For Many Federal Workers, Job Remains Just a Paycheck

June 27, 2002

Americans who read the headlines coming out of Washington this past year must be wondering whether the federal government can pound sand into a hole, let alone restore homeland security or win the war on terrorism.

  • The FBI fails to investigate warnings of terrorist flight training.

  • Immigration officials send visa notices to long-dead hijackers.
  • The IRS help line gives the wrong answer to one out of four tax-law questions.
  • The Social Security Administration can’t answer almost a third of its phone calls.
  • The U.S. government gave $20 billion last year to the wrong people and has no plan to get it all back.

No wonder the public has again lost faith in the government. The public’s increased pride in federal workers after Sept. 11 has been flattened by persistent cynicism about what makes the government tick. Before Sept. 11, the vast majority of Americans said federal employees cared more about keeping their jobs than helping the public—and we’ve found that the vast majority still thinks so today.

In fact, the public may be right. In a Brookings Institution Center for Public Service poll that we are releasing today, two-thirds of the federal employees interviewed this spring said they took their job for its security, pay and benefits—not the chance to help people, make a difference or accomplish something worthwhile. Two out of five said they come into work solely for the paycheck, while fewer than one in 20 said they show up to help the public. (Postal, military and employees of quasi-government agencies weren’t polled.)

The problem may not be unbridled self-interest. Some federal employees said they work just for the paycheck because they don’t have the resources to do much else. Although the government’s information technology has improved in recent years, two in five of its workers said their agencies don’t provide enough training to let them do their jobs well, and nearly three in five said their agencies do not have enough employees.

Technology is useless without enough well-trained employees. The IRS can’t get all of the answers right in part because its workforce needs constant training in a complex tax code. Social Security employees can’t answer phones because the agency is shorthanded. Like the U.S. government as a whole, half its workforce will retire in the coming decade.

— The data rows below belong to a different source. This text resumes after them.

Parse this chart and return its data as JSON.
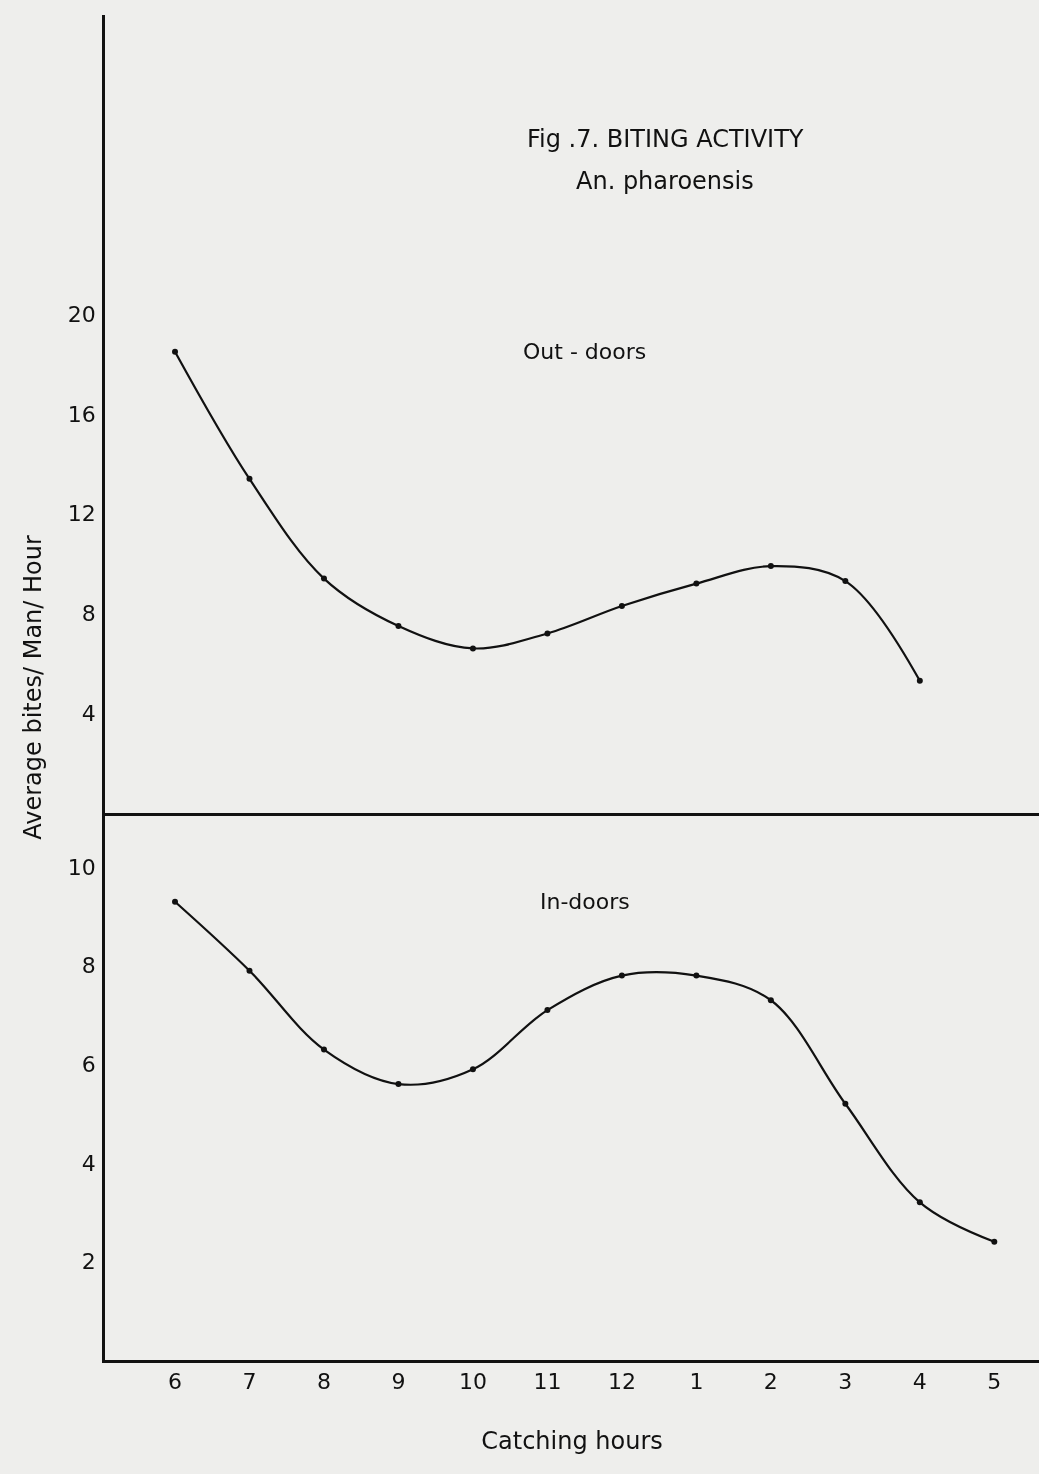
{
  "chart_data": [
    {
      "type": "line",
      "title": "Fig .7. BITING ACTIVITY",
      "subtitle": "An. pharoensis",
      "ylabel": "Average bites/ Man/ Hour",
      "categories": [
        "6",
        "7",
        "8",
        "9",
        "10",
        "11",
        "12",
        "1",
        "2",
        "3",
        "4",
        "5"
      ],
      "series": [
        {
          "name": "Out - doors",
          "color": "#111111",
          "values": [
            18.5,
            13.4,
            9.4,
            7.5,
            6.6,
            7.2,
            8.3,
            9.2,
            9.9,
            9.3,
            5.3,
            null
          ]
        }
      ],
      "ylim": [
        0,
        32
      ],
      "yticks": [
        4,
        8,
        12,
        16,
        20
      ],
      "tick_labels": "y",
      "marker": "circle",
      "line_style": "solid",
      "grid": false,
      "legend": false
    },
    {
      "type": "line",
      "xlabel": "Catching hours",
      "categories": [
        "6",
        "7",
        "8",
        "9",
        "10",
        "11",
        "12",
        "1",
        "2",
        "3",
        "4",
        "5"
      ],
      "series": [
        {
          "name": "In-doors",
          "color": "#111111",
          "values": [
            9.3,
            7.9,
            6.3,
            5.6,
            5.9,
            7.1,
            7.8,
            7.8,
            7.3,
            5.2,
            3.2,
            2.4
          ]
        }
      ],
      "ylim": [
        0,
        11.1
      ],
      "yticks": [
        2,
        4,
        6,
        8,
        10
      ],
      "marker": "circle",
      "line_style": "solid",
      "grid": false,
      "legend": false
    }
  ]
}
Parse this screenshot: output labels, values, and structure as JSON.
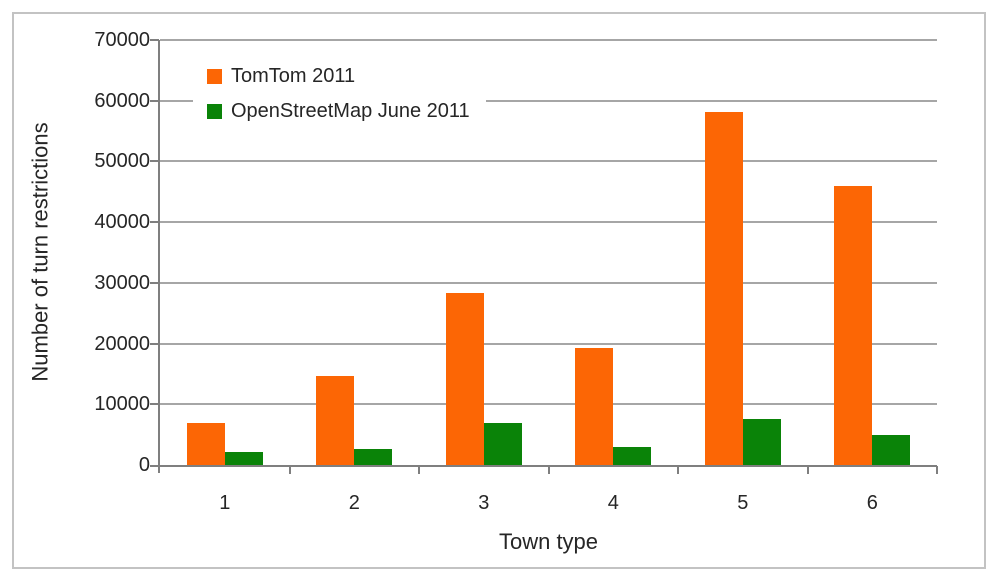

Federal employees also need jobs that matter. They can hardly come to work raring to help the public when they aren’t given a chance to do what they do best, are stuck in dead-end jobs and believe that poor performance goes unpunished. They’re also discouraged when they believe top executives are incompetent, think their performance does not affect pay or promotions, and are buried under layers of needless bureaucracy.

Yet that is how many federal employees see their work. More than half say their organizations do not do a good job of disciplining poor performers, and almost as many say that there are too many layers of management in their agencies.

The effect of layering is clear. As FBI whistleblower Coleen Rowley told a Senate committee, “Like the (plant in the) Little Shop of Horrors movie, the bureaucracy just keeps saying, ‘Feed me, feed me.’ ” The problem in preventing terrorist attacks is not a lack of information, for example. Rather, it is getting past the childhood game of telephone that the bureaucracy plays as intelligence rises through layer upon layer of interpreters.

The way to rebuild trust in the government is to ensure that federal employees come to work for the right reason and are given the tools, training and support to do their jobs well. They can do more with less for only so long. As the Coast Guard’s former commander, James Loy, said, the logical extension of doing more with less is doing everything with nothing.